Shaders are the most flexible part of the PyTorch3D rendering API. We have created some examples of shaders in `shaders.py` but this is a non exhaustive set.

A shader can incorporate several steps:
- **texturing** (e.g interpolation of vertex RGB colors or interpolation of vertex UV coordinates followed by sampling from a texture map (interpolation uses barycentric coordinates output from rasterization))
- **lighting/shading** (e.g. ambient, diffuse, specular lighting, Phong, Gouraud, Flat)
- **blending** (e.g. hard blending using only the closest face for each pixel, or soft blending using a weighted sum of the top K faces per pixel)

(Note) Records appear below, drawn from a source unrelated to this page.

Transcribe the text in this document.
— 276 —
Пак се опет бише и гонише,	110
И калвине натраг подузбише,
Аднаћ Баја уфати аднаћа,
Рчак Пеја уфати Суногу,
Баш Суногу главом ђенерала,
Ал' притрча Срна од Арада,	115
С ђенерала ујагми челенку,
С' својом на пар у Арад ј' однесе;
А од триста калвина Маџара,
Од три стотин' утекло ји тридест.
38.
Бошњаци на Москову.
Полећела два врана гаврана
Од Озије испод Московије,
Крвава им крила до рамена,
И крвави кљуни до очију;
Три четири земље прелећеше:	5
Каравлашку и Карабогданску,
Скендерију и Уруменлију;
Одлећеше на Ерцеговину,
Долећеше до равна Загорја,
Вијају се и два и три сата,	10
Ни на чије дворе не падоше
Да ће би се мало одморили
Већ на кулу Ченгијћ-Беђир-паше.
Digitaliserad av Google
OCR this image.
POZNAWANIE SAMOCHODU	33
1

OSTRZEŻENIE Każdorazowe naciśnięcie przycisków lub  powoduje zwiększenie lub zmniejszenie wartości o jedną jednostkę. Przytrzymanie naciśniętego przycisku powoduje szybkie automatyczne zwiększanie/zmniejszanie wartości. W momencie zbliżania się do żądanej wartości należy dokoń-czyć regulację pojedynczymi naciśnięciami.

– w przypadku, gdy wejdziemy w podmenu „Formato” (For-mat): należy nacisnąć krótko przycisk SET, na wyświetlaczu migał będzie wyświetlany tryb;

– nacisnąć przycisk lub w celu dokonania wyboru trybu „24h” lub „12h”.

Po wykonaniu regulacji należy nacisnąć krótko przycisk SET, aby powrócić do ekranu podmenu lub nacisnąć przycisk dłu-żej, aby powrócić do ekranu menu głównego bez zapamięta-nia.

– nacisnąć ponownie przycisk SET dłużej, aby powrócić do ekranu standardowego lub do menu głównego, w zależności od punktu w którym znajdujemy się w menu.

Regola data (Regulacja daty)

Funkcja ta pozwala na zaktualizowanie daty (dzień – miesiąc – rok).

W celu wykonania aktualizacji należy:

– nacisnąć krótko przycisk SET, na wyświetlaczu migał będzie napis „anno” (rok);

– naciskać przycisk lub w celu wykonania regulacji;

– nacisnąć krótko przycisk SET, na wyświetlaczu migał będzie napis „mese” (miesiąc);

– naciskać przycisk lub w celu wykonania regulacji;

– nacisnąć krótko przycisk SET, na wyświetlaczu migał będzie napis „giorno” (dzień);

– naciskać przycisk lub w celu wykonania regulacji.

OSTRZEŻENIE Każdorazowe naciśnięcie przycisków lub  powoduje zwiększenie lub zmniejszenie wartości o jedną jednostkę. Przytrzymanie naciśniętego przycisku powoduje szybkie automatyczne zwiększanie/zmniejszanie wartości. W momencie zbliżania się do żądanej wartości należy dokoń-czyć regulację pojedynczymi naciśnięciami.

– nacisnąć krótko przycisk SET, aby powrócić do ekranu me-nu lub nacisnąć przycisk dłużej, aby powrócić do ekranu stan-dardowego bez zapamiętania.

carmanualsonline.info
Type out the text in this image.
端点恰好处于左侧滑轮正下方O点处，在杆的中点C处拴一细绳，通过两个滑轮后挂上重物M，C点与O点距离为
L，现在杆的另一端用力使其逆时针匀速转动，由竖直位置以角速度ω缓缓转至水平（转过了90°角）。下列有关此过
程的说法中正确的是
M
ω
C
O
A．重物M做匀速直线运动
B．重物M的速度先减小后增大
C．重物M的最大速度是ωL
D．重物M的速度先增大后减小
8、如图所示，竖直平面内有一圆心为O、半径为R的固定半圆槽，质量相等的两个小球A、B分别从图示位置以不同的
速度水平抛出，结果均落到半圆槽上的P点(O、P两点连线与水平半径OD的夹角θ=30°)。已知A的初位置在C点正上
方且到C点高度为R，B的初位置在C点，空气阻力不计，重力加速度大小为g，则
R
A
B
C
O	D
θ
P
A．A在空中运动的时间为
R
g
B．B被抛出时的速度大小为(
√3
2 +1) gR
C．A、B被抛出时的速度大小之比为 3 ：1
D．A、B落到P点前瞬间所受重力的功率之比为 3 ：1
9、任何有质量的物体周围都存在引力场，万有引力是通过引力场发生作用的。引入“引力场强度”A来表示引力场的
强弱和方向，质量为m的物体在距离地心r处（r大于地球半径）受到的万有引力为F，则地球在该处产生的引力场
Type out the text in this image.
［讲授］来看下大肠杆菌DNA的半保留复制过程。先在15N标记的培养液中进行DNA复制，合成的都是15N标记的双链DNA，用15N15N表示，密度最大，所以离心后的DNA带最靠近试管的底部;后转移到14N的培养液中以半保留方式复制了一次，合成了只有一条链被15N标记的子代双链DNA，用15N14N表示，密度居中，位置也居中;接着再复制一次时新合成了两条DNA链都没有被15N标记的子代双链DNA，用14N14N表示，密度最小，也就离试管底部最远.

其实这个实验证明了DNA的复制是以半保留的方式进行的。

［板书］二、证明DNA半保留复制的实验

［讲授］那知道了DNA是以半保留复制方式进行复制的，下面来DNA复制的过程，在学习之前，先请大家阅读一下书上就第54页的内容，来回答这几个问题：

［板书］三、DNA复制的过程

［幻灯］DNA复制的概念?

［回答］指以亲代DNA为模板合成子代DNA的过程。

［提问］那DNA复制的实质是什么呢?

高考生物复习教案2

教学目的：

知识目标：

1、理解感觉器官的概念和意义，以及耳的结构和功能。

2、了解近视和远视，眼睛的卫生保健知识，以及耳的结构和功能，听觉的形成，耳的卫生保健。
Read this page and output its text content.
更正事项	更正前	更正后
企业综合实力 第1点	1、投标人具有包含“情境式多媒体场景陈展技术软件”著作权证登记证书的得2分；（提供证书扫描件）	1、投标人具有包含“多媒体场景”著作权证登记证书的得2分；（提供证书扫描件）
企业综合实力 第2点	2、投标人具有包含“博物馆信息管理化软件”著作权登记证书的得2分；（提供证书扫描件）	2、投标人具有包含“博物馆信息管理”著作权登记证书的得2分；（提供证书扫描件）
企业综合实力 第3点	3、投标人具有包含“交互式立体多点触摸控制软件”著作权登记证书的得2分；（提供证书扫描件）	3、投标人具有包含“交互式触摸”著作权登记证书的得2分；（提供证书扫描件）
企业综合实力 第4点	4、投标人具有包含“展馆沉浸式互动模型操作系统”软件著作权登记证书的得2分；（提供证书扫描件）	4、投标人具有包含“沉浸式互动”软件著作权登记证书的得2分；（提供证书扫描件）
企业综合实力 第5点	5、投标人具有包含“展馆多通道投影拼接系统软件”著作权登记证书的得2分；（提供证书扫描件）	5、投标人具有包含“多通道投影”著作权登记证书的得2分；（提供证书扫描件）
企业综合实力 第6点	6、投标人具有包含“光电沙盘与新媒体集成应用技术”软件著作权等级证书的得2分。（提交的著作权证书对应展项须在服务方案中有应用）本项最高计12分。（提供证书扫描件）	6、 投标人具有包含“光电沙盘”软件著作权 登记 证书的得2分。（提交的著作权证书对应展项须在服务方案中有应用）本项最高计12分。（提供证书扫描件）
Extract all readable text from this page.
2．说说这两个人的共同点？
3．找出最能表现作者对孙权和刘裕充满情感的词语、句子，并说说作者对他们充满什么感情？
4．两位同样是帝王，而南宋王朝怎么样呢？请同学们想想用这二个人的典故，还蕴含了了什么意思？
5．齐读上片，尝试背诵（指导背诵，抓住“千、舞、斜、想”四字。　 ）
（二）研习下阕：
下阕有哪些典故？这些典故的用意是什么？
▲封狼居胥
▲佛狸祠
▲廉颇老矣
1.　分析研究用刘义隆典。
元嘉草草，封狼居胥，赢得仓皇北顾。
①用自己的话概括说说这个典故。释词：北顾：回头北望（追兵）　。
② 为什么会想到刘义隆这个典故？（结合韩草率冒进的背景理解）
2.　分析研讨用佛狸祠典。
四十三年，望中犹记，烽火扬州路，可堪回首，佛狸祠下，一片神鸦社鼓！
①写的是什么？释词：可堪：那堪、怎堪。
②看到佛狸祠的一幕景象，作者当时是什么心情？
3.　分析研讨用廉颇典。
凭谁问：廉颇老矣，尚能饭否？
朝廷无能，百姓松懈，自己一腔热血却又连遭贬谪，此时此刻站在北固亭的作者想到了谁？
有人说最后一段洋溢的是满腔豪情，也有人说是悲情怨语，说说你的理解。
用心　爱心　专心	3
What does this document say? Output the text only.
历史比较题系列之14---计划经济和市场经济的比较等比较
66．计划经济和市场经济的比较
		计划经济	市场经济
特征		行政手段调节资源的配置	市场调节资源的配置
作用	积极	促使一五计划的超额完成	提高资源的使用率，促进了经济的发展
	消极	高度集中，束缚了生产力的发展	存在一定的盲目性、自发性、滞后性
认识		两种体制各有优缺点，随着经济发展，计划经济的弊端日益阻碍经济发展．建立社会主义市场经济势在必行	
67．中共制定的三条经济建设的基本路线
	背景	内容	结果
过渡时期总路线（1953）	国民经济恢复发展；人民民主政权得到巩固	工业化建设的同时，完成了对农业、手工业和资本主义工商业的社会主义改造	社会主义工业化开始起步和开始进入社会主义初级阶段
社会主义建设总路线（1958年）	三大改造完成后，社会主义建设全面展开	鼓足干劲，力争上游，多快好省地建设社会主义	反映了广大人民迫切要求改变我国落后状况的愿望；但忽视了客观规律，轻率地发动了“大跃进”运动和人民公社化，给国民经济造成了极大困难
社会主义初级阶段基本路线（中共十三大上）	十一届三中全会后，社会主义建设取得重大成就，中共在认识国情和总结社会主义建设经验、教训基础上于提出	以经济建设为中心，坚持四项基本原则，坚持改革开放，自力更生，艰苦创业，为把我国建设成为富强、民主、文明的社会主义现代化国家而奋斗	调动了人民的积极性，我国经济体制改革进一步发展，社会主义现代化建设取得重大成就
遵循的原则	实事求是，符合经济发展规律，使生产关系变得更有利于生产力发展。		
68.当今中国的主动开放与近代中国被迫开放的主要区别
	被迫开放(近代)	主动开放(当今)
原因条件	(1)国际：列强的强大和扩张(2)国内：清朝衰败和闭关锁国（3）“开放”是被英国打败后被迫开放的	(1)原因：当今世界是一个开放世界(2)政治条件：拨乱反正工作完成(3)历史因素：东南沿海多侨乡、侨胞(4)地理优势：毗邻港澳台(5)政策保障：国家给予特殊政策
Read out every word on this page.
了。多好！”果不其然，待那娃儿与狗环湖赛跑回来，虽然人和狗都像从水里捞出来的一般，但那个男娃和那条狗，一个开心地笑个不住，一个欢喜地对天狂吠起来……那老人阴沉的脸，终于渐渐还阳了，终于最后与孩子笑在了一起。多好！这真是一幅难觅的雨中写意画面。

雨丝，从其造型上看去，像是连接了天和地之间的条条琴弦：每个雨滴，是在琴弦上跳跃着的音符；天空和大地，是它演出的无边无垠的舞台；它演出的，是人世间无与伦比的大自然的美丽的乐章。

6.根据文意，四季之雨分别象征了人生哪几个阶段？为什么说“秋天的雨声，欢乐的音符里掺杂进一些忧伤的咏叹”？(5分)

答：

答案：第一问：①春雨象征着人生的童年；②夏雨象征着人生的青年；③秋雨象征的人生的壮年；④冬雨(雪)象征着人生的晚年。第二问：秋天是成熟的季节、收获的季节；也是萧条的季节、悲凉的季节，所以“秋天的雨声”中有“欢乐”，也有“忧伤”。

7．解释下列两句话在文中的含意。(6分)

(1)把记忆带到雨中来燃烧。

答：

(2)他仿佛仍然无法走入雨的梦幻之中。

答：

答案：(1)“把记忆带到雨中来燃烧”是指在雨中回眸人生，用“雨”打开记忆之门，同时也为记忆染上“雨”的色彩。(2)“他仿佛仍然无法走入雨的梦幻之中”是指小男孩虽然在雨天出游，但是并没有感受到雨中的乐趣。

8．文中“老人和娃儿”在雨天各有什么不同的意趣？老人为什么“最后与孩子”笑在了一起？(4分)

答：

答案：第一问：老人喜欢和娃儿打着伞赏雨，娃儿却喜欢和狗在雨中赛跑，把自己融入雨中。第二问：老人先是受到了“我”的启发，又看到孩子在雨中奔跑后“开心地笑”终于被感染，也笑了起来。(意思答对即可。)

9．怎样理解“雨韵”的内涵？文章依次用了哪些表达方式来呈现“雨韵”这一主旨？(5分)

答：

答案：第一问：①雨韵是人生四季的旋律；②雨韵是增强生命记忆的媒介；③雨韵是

 We have examples of several combinations of these functions based on the texturing/shading/blending support we have currently. These are summarised in this table below. Many other combinations are possible and we plan to expand the options available for texturing, shading and blending.


|Example Shaders  | Vertex Textures| Texture Map| Flat Shading| Gouraud Shading| Phong Shading | Hard blending | Soft Blending |
| ------------- |:-------------:  | :--------------:| :--------------:| :--------------:| :--------------:|:--------------:|:--------------:|
| HardPhongShader |  :heavy_check_mark: ||||  :heavy_check_mark: |  :heavy_check_mark:||
| SoftPhongShader |  :heavy_check_mark: ||||  :heavy_check_mark: | | :heavy_check_mark:|
| HardGouraudShader |  :heavy_check_mark: |||  :heavy_check_mark: ||  :heavy_check_mark:||
| SoftGouraudShader |  :heavy_check_mark: |||  :heavy_check_mark: |||  :heavy_check_mark:|
| TexturedSoftPhongShader ||  :heavy_check_mark: |||  :heavy_check_mark: ||  :heavy_check_mark:|
| HardFlatShader |  :heavy_check_mark: ||  :heavy_check_mark: |||  :heavy_check_mark:||
| SoftSilhouetteShader |||||||  :heavy_check_mark:|